Le virilisme dans les pogos c’est une connerie. C’est un cliché à con dont il faut absolument se débarrasser. C’est comme de dire que tous les punks sont des gros méchants qui se piquent. Je me sens plus en sécurité en pogo qu’en boite de nuit. Je me sens moins conditionné comme femme, moins objectifiée. Je suis juste là en tant qu’individu. Le pogo, c’est l’abrogation de toutes ces barrières sociales. Si tu nous vois juste comme une bande de jeunes cons tout bourrés qui se tapent dessus… bah je préfère encore ça. Parce qu’on s’aime entre nous et que je préfère ça à une espèce de foule froide et immobile qui se veut beaucoup de mal sans même le savoir.
Et quelle sensation de puissance ! Celle de faire un avec la foule et en partager l’énergie, se détachant et rattachant, se déplaçant à gauche à droite comme un savant mélange d’atomes d’éléments immiscibles et miscibles, créant des émulsions, des collisions et des réactions presque logiques. Une étude scientifique compare même les « pogoteurs » à des atomes de gaz (expliquant que leurs mouvements, même désordonnées peuvent être schématisés et prédits). Si pour les agoraphobes la foule est source d’angoisse irrépressible, d’aucuns s’y abandonnent volontiers, laissant leur corps voguer au bon vouloir de la masse et de la musique. Pour Arthur, batteur du groupe S-Core, “Il y a vachement plus de gens qui ont la banane dans un pogo que de gens qui tirent la tronche.” C’est même une autre forme de relation avec les artistes, laissant plus de place aux relation entre les membres du public :
L’énergie est différente en fonction des musiques, mais les pogos pour moi ça dépend surtout du public. Tu peux avoir des pogos démentiels dans des concerts de rap qui ne s’y prêtent pas, et un concert de métal ou les gens bougent à peine la tête. Ce n’est jamais les artistes qui décident totalement. Tu peux jouer le même set dans deux concerts différents et le public réagira différemment sur différentes parties du concert. Après, avec ton jeu de scène ou par la parole tu peux l’influencer, évidemment, mais en général ça reste spontané.

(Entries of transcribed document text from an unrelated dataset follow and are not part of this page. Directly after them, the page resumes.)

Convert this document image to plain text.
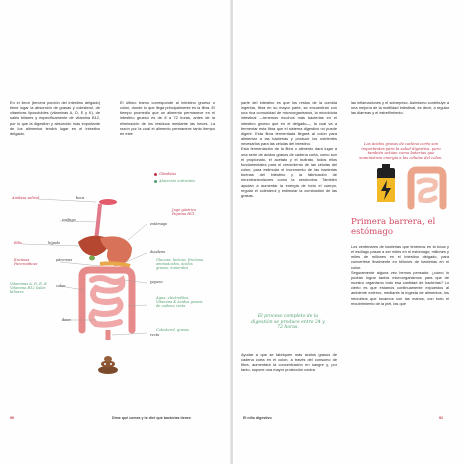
En el íleon (tercera porción del intestino delgado) tiene lugar la absorción de grasas y colesterol, de vitaminas liposolubles (vitaminas A, D, E y K), de sales biliares y específicamente de vitamina B12, por lo que la digestión y absorción más importante de los alimentos tendrá lugar en el intestino delgado.
El último tramo corresponde al intestino grueso o colon, donde lo que llega principalmente es la fibra. El tiempo promedio que un alimento permanece en el intestino grueso es de 8 a 72 horas, antes de la eliminación de los residuos mediante las heces. La razón por la cual el alimento permanece tanto tiempo en este
Glándulas
Absorción nutrientes
Amilasa salival	boca
esófago
Jugo gástrico Pepsina HCl
Bilis	hígado
estómago
Enzimas Pancreáticas
páncreas
duodeno
Glucosa, lactosa, fructosa, aminoácidos, ácidos grasos, minerales
Vitaminas A, D, E, K Vitamina B12 Sales biliares
colon
yeyuno
Agua, electrolitos, Vitamina K Ácidos grasos de cadena corta
íleon
Colesterol, grasas
recto
90	Dime qué comes y te diré qué bacterias tienes
parte del intestino es que los restos de la comida ingerida, fibra en su mayor parte, se encuentran con una rica comunidad de microorganismos, la microbiota intestinal —tenemos muchos más bacterias en el intestino grueso que en el delgado—, la cual va a fermentar esta fibra que el sistema digestivo no puede digerir. Esta fibra fermentada llegará al colon para alimentar a las bacterias y producir los nutrientes necesarios para las células del intestino.
Esta fermentación de la fibra o alimento dará lugar a una serie de ácidos grasos de cadena corta, como son el propionato, el acetato y el butirato, todos ellos fundamentales para el crecimiento de las células del colon, para estimular el incremento de las bacterias buenas del intestino y la fabricación de neurotransmisores como la serotonina. También ayudan a aumentar la energía de todo el cuerpo, regular el colesterol y estimular la combustión de las grasas.
El proceso completo de la digestión se produce entre 24 y 72 horas.
Ayudar a que se fabriquen más ácidos grasos de cadena corta en el colon, a través del consumo de fibra, aumentará la concentración en sangre y, por tanto, supone una mayor protección contra
las inflamaciones y el sobrepeso. Asimismo contribuye a una mejoría de la motilidad intestinal, es decir, a regular las diarreas y el estreñimiento.
Los ácidos grasos de cadena corta son importantes para la salud digestiva, pero también actúan como baterías que suministran energía a las células del colon.
Primera barrera, el estómago
Los centenares de bacterias que tenemos en la boca y el esófago pasan a ser miles en el estómago; millones y miles de millones en el intestino delgado, para convertirse finalmente en billones de bacterias en el colon.
Seguramente alguna vez hemos pensado: ¿cómo lo podrán lograr tantos microorganismos para que de nuestro organismo todo esa cantidad de bacterias? Lo cierto es que estamos continuamente expuestos al ambiente externo, mediante la ingesta de alimentos, los microbios que tocamos con las manos, con todo el recubrimiento de la piel, las que
El niño digestivo	91
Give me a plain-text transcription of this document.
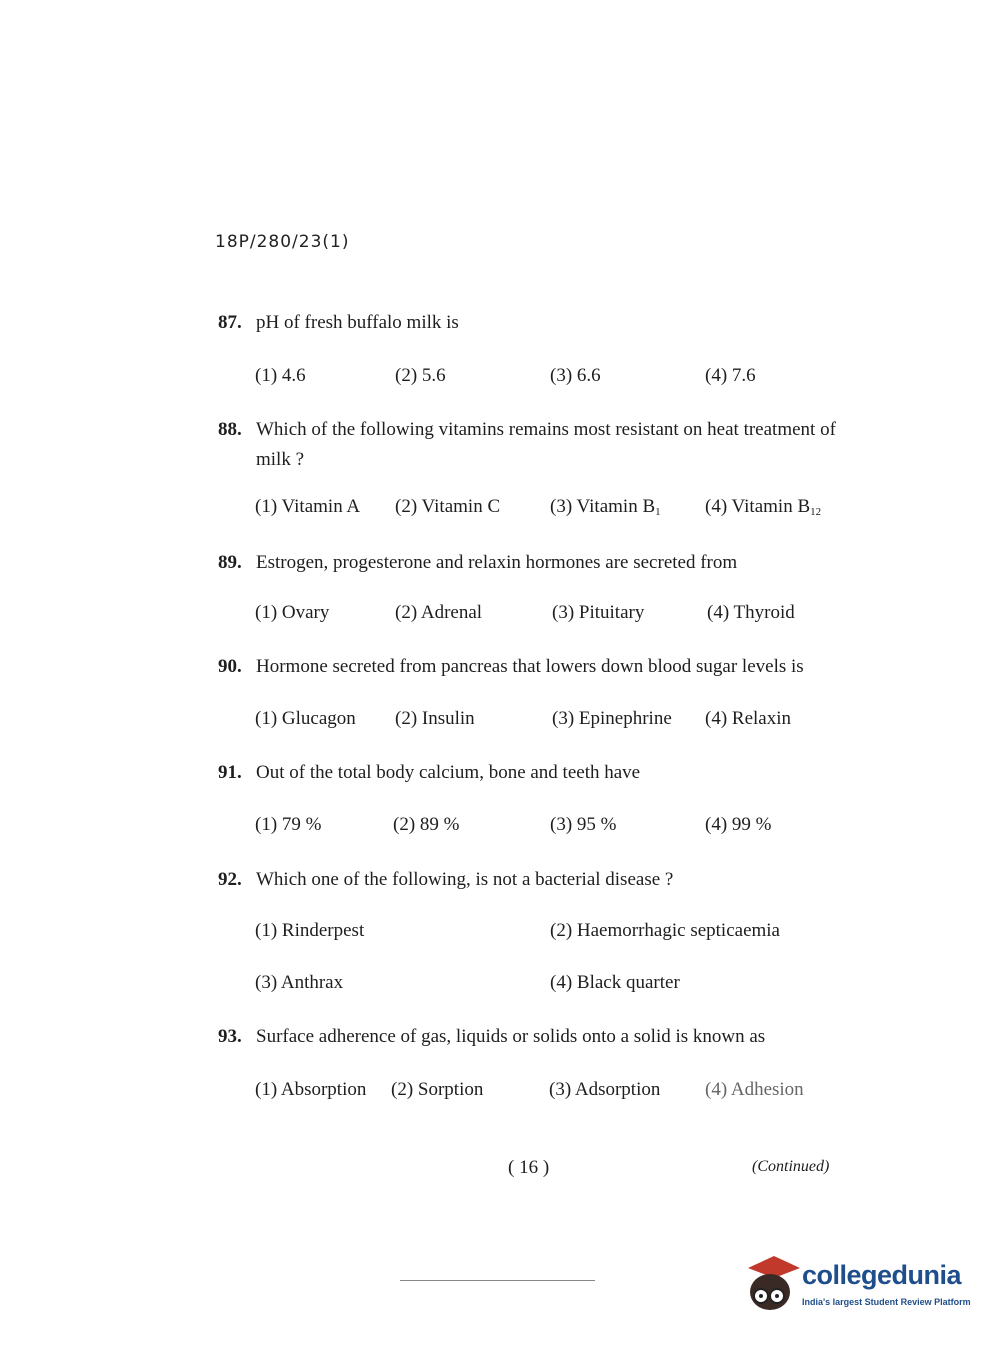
18P/280/23(1)
87. pH of fresh buffalo milk is
(1) 4.6	(2) 5.6	(3) 6.6	(4) 7.6
88. Which of the following vitamins remains most resistant on heat treatment of milk ?
(1) Vitamin A (2) Vitamin C	(3) Vitamin $B_1$ (4) Vitamin $B_{12}$
89. Estrogen, progesterone and relaxin hormones are secreted from
(1) Ovary	(2) Adrenal	(3) Pituitary	(4) Thyroid
90. Hormone secreted from pancreas that lowers down blood sugar levels is
(1) Glucagon (2) Insulin	(3) Epinephrine (4) Relaxin
91. Out of the total body calcium, bone and teeth have
(1) 79 %	(2) 89 %	(3) 95 %	(4) 99 %
92. Which one of the following, is not a bacterial disease ?
(1) Rinderpest	(2) Haemorrhagic septicaemia
(3) Anthrax	(4) Black quarter
93. Surface adherence of gas, liquids or solids onto a solid is known as
(1) Absorption (2) Sorption	(3) Adsorption (4) Adhesion
( 16 )	(Continued)
collegedunia
India's largest Student Review Platform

Quand tu vas voir un concert de métal, si tu ne fais pas du pogo, bah tu restes sur place et tu écoutes la musique. Ça se passe entre eux et la scène. C’est rare qu’il y ait une connexion avec le mec d’à côté dans la fosse. Ce n’est pas comme dans le temps où on allait aux bals, tu rencontrais et dansais avec les gens. Dans les pogos, tu fais le con… mais avec d’autres gens. C’est un peu comme danser avec quelqu’un, ça créé forcément du lien. On a envie de faire de la merde donc tu fais une danse qui n’a pas trop de sens, tu sautes de partout… Le pogo, ça peut être cathartique pour certains, mais plus généralement, je pense que c’est l’envie de faire les cons. On déconne quoi.